Czytaj także: Tunele Rodericka Gordona i Briana Williamsa – początek mrocznej przygody
Rozpalony Meksyk
Klimat książki jest niepowtarzalny i przytłaczający. Powietrze niemal nieprzerwanie wypełnia nieznośny upał, który wyciska z bohaterów hektolitry potu. Ubrania kleją się do ciał, a ławki są zbyt gorące, by na nich usiąść. Kiedy czytamy o pracy Pachiego, który całe dnie spędza na motocyklu między samochodami zatłoczonego centrum miasta, możemy niemal poczuć ciężki zapach spalin stojący w powietrzu i nieubłagane słońce palące kark od góry, kiedy wydzieliny rur wydechowych wiszące nad rozgrzanym asfaltem drapią w gardle i smażą łydki od dołu. Ale jego los poznajemy po tym, jak przedstawiono nam sytuacje Andrika. Życie Pachiego nie wydaje się w takim zestawieniu szczególnie złe.
Brutalność bez cenzury
Książka jest wyładowana po brzegi szczegółowymi opisami drastycznych wydarzeń, które stanowią codzienność miejscowej ludności. Wszechwiedzący narrator daje nam pełen dostęp do myśli bohaterów, nie zważając na to, jak ordynarne lub krótkowzroczne by nie były. Czasami nie wnoszą one nic do fabuły; w ogóle czytelnik nie ma jasnego pojęcia do czego zmierza powieść. Szybko możemy się zorientować, że najpewniej nie jest to kolejna historia z bardziej lub mniej nieprawdopodobnym szczęśliwym zakończeniem, w której fabuła kręci się wokół pokonywania trudności i stawania się lepszą wersją siebie.
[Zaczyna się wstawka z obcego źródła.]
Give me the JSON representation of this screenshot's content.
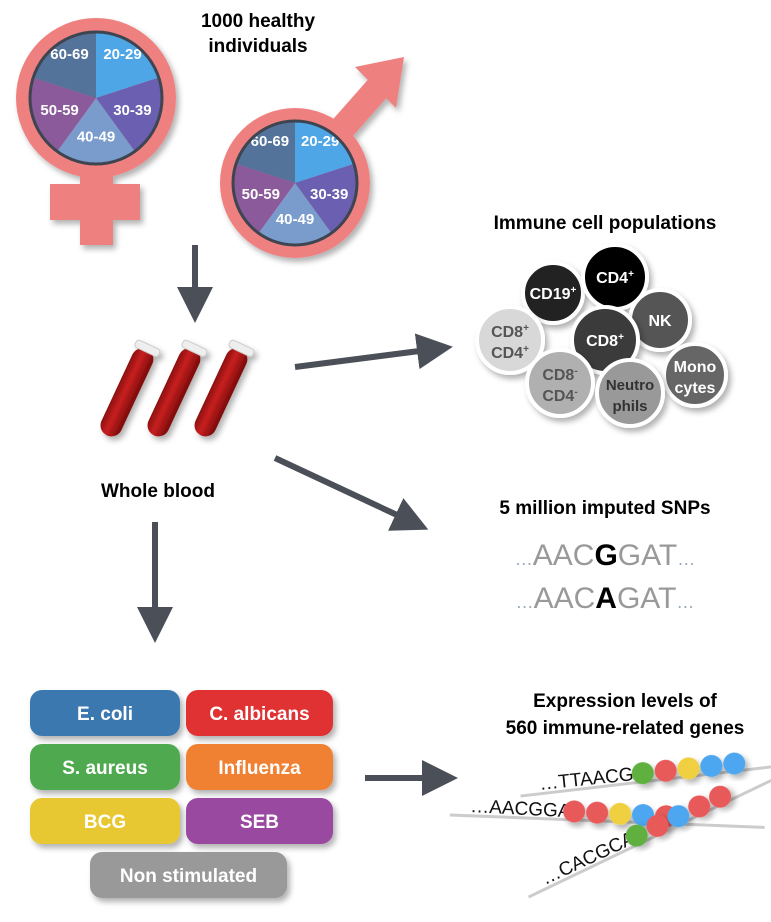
{
  "title": {
    "line1": "1000 healthy",
    "line2": "individuals"
  },
  "age_groups": [
    "20-29",
    "30-39",
    "40-49",
    "50-59",
    "60-69"
  ],
  "age_colors": [
    "#4ea6e6",
    "#6a5fb0",
    "#7a9ccc",
    "#8a5a9a",
    "#54739a"
  ],
  "sex_symbol_color": "#ee8080",
  "whole_blood": "Whole blood",
  "immune": {
    "title": "Immune cell populations",
    "cells": [
      {
        "l1": "CD19",
        "sup1": "+",
        "l2": "",
        "sup2": "",
        "fill": "#222222",
        "text": "#ffffff"
      },
      {
        "l1": "CD4",
        "sup1": "+",
        "l2": "",
        "sup2": "",
        "fill": "#000000",
        "text": "#ffffff"
      },
      {
        "l1": "NK",
        "sup1": "",
        "l2": "",
        "sup2": "",
        "fill": "#555555",
        "text": "#ffffff"
      },
      {
        "l1": "CD8",
        "sup1": "+",
        "l2": "CD4",
        "sup2": "+",
        "fill": "#d8d8d8",
        "text": "#555555"
      },
      {
        "l1": "CD8",
        "sup1": "+",
        "l2": "",
        "sup2": "",
        "fill": "#3a3a3a",
        "text": "#ffffff"
      },
      {
        "l1": "Mono",
        "sup1": "",
        "l2": "cytes",
        "sup2": "",
        "fill": "#666666",
        "text": "#ffffff"
      },
      {
        "l1": "CD8",
        "sup1": "-",
        "l2": "CD4",
        "sup2": "-",
        "fill": "#b0b0b0",
        "text": "#555555"
      },
      {
        "l1": "Neutro",
        "sup1": "",
        "l2": "phils",
        "sup2": "",
        "fill": "#999999",
        "text": "#333333"
      }
    ]
  },
  "snps": {
    "title": "5 million imputed SNPs",
    "rows": [
      {
        "pre": "…",
        "left": "AAC",
        "variant": "G",
        "right": "GAT",
        "post": "…"
      },
      {
        "pre": "…",
        "left": "AAC",
        "variant": "A",
        "right": "GAT",
        "post": "…"
      }
    ]
  },
  "stimuli": [
    {
      "label": "E. coli",
      "color": "#3a78b0"
    },
    {
      "label": "C. albicans",
      "color": "#e03030"
    },
    {
      "label": "S. aureus",
      "color": "#4faa4f"
    },
    {
      "label": "Influenza",
      "color": "#f08030"
    },
    {
      "label": "BCG",
      "color": "#e8c830"
    },
    {
      "label": "SEB",
      "color": "#9a4aa0"
    },
    {
      "label": "Non stimulated",
      "color": "#999999"
    }
  ],
  "expression": {
    "title_line1": "Expression levels of",
    "title_line2": "560 immune-related genes",
    "rows": [
      {
        "seq": "…TTAACGG",
        "beads": [
          "#60b040",
          "#e85a5a",
          "#f0d040",
          "#4ea6f0",
          "#4ea6f0"
        ]
      },
      {
        "seq": "…AACGGAT",
        "beads": [
          "#e85a5a",
          "#e85a5a",
          "#f0d040",
          "#4ea6f0",
          "#e85a5a"
        ]
      },
      {
        "seq": "…CACGCAA",
        "beads": [
          "#60b040",
          "#e85a5a",
          "#4ea6f0",
          "#e85a5a",
          "#e85a5a"
        ]
      }
    ]
  }
}
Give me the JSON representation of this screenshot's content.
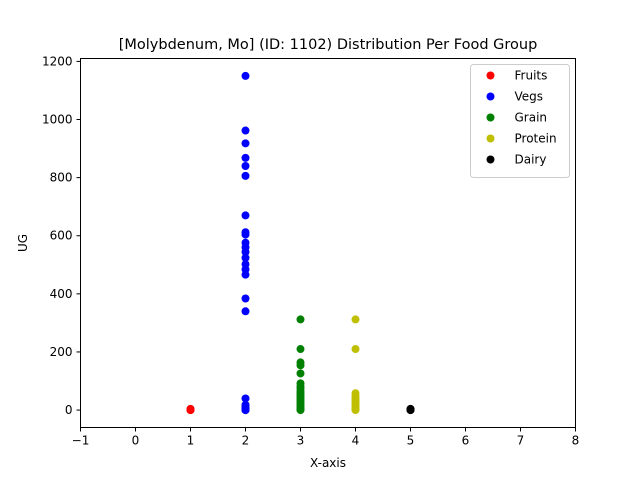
{
  "chart_data": {
    "type": "scatter",
    "title": "[Molybdenum, Mo] (ID: 1102) Distribution Per Food Group",
    "xlabel": "X-axis",
    "ylabel": "UG",
    "xlim": [
      -1,
      8
    ],
    "ylim": [
      -60,
      1210
    ],
    "xticks": [
      -1,
      0,
      1,
      2,
      3,
      4,
      5,
      6,
      7,
      8
    ],
    "yticks": [
      0,
      200,
      400,
      600,
      800,
      1000,
      1200
    ],
    "grid": false,
    "legend_position": "top-right",
    "series": [
      {
        "name": "Fruits",
        "color": "#ff0000",
        "x": [
          1,
          1,
          1,
          1,
          1,
          1
        ],
        "y": [
          0,
          0,
          1,
          2,
          3,
          4
        ]
      },
      {
        "name": "Vegs",
        "color": "#0000ff",
        "x": [
          2,
          2,
          2,
          2,
          2,
          2,
          2,
          2,
          2,
          2,
          2,
          2,
          2,
          2,
          2,
          2,
          2,
          2,
          2,
          2,
          2,
          2,
          2,
          2,
          2,
          2,
          2,
          2
        ],
        "y": [
          1150,
          962,
          918,
          868,
          840,
          806,
          670,
          612,
          604,
          576,
          560,
          544,
          524,
          502,
          484,
          466,
          384,
          340,
          40,
          18,
          12,
          8,
          5,
          3,
          2,
          1,
          0,
          0
        ]
      },
      {
        "name": "Grain",
        "color": "#008000",
        "x": [
          3,
          3,
          3,
          3,
          3,
          3,
          3,
          3,
          3,
          3,
          3,
          3,
          3,
          3,
          3,
          3,
          3,
          3,
          3,
          3,
          3
        ],
        "y": [
          312,
          210,
          164,
          154,
          126,
          92,
          82,
          74,
          64,
          58,
          52,
          46,
          40,
          34,
          28,
          22,
          16,
          10,
          5,
          2,
          0
        ]
      },
      {
        "name": "Protein",
        "color": "#bfbf00",
        "x": [
          4,
          4,
          4,
          4,
          4,
          4,
          4,
          4,
          4,
          4,
          4,
          4,
          4
        ],
        "y": [
          312,
          210,
          58,
          48,
          40,
          34,
          28,
          22,
          16,
          10,
          5,
          2,
          0
        ]
      },
      {
        "name": "Dairy",
        "color": "#000000",
        "x": [
          5,
          5,
          5,
          5,
          5,
          5
        ],
        "y": [
          0,
          0,
          1,
          2,
          3,
          4
        ]
      }
    ]
  }
}
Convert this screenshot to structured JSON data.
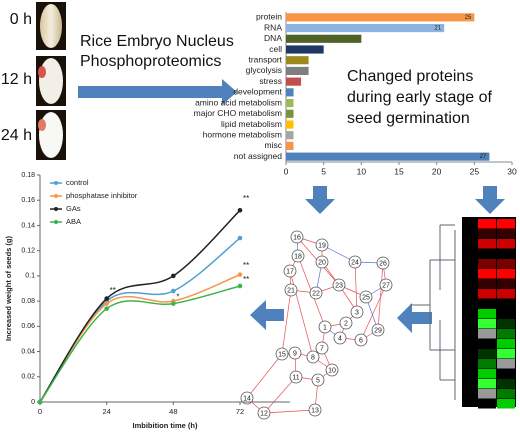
{
  "labels": {
    "times": [
      "0 h",
      "12 h",
      "24 h"
    ],
    "method": [
      "Rice Embryo Nucleus",
      "Phosphoproteomics"
    ],
    "summary": [
      "Changed proteins",
      "during early stage of",
      "seed germination"
    ]
  },
  "network": {
    "nodes": [
      "16",
      "19",
      "18",
      "20",
      "17",
      "22",
      "21",
      "24",
      "26",
      "23",
      "25",
      "27",
      "29",
      "1",
      "2",
      "3",
      "4",
      "6",
      "7",
      "8",
      "9",
      "10",
      "11",
      "15",
      "5",
      "12",
      "13",
      "14"
    ]
  },
  "chart_data": [
    {
      "type": "bar",
      "orientation": "horizontal",
      "categories": [
        "protein",
        "RNA",
        "DNA",
        "cell",
        "transport",
        "glycolysis",
        "stress",
        "development",
        "amino acid metabolism",
        "major CHO metabolism",
        "lipid metabolism",
        "hormone metabolism",
        "misc",
        "not assigned"
      ],
      "values": [
        25,
        21,
        10,
        5,
        3,
        3,
        2,
        1,
        1,
        1,
        1,
        1,
        1,
        27
      ],
      "value_labels": [
        "25",
        "21",
        null,
        null,
        null,
        null,
        null,
        null,
        null,
        null,
        null,
        null,
        null,
        "27"
      ],
      "colors": [
        "#f79646",
        "#8db3e2",
        "#4f6228",
        "#1f3864",
        "#9c8a1e",
        "#7f7f7f",
        "#c0504d",
        "#4f81bd",
        "#9bbb59",
        "#77933c",
        "#ffc000",
        "#a6a6a6",
        "#f79646",
        "#4f81bd"
      ],
      "xlim": [
        0,
        30
      ],
      "xticks": [
        0,
        5,
        10,
        15,
        20,
        25,
        30
      ]
    },
    {
      "type": "line",
      "xlabel": "Imbibition time (h)",
      "ylabel": "Increased weight of seeds (g)",
      "x": [
        0,
        24,
        48,
        72
      ],
      "series": [
        {
          "name": "control",
          "color": "#4f9fd5",
          "values": [
            0,
            0.08,
            0.088,
            0.13
          ]
        },
        {
          "name": "phosphatase inhibitor",
          "color": "#f79646",
          "values": [
            0,
            0.078,
            0.08,
            0.101
          ]
        },
        {
          "name": "GAs",
          "color": "#222222",
          "values": [
            0,
            0.082,
            0.1,
            0.152
          ]
        },
        {
          "name": "ABA",
          "color": "#3cb44b",
          "values": [
            0,
            0.074,
            0.078,
            0.092
          ]
        }
      ],
      "annotations": [
        {
          "text": "**",
          "x": 24,
          "y": 0.088
        },
        {
          "text": "*",
          "x": 48,
          "y": 0.083
        },
        {
          "text": "**",
          "x": 72,
          "y": 0.161
        },
        {
          "text": "**",
          "x": 72,
          "y": 0.108
        },
        {
          "text": "**",
          "x": 72,
          "y": 0.097
        }
      ],
      "xlim": [
        0,
        90
      ],
      "ylim": [
        0,
        0.18
      ],
      "xticks": [
        0,
        24,
        48,
        72
      ],
      "yticks": [
        0,
        0.02,
        0.04,
        0.06,
        0.08,
        0.1,
        0.12,
        0.14,
        0.16,
        0.18
      ],
      "legend": "upper left"
    }
  ]
}
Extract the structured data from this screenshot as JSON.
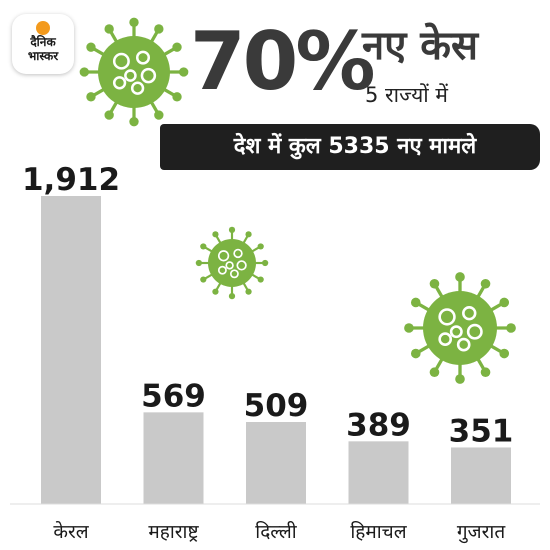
{
  "brand": {
    "line1": "दैनिक",
    "line2": "भास्कर",
    "accent": "#f39a1d"
  },
  "headline": {
    "percent": "70%",
    "title": "नए केस",
    "subtitle": "5 राज्यों में"
  },
  "banner": {
    "text": "देश में कुल 5335 नए मामले"
  },
  "colors": {
    "bar": "#c9c9c9",
    "virus": "#7cb342",
    "virus_spot": "#ffffff",
    "text": "#1a1a1a"
  },
  "chart_data": {
    "type": "bar",
    "categories": [
      "केरल",
      "महाराष्ट्र",
      "दिल्ली",
      "हिमाचल",
      "गुजरात"
    ],
    "values": [
      1912,
      569,
      509,
      389,
      351
    ],
    "value_labels": [
      "1,912",
      "569",
      "509",
      "389",
      "351"
    ],
    "title": "",
    "xlabel": "",
    "ylabel": "",
    "ylim": [
      0,
      1912
    ],
    "grid": false
  }
}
Jeśli z historii tej można wyciągnąć lekcję, to należy dopatrzyć się jej samodzielnie. Autorka przedstawia nam przekrój szeroko pojętej patologii. Wskazuje na wyzwania, które stoją przed słabiej rozwiniętymi państwami. Uświadamia, jak trudny i ważny jest proces polegający na zmianie postaci rzeczy.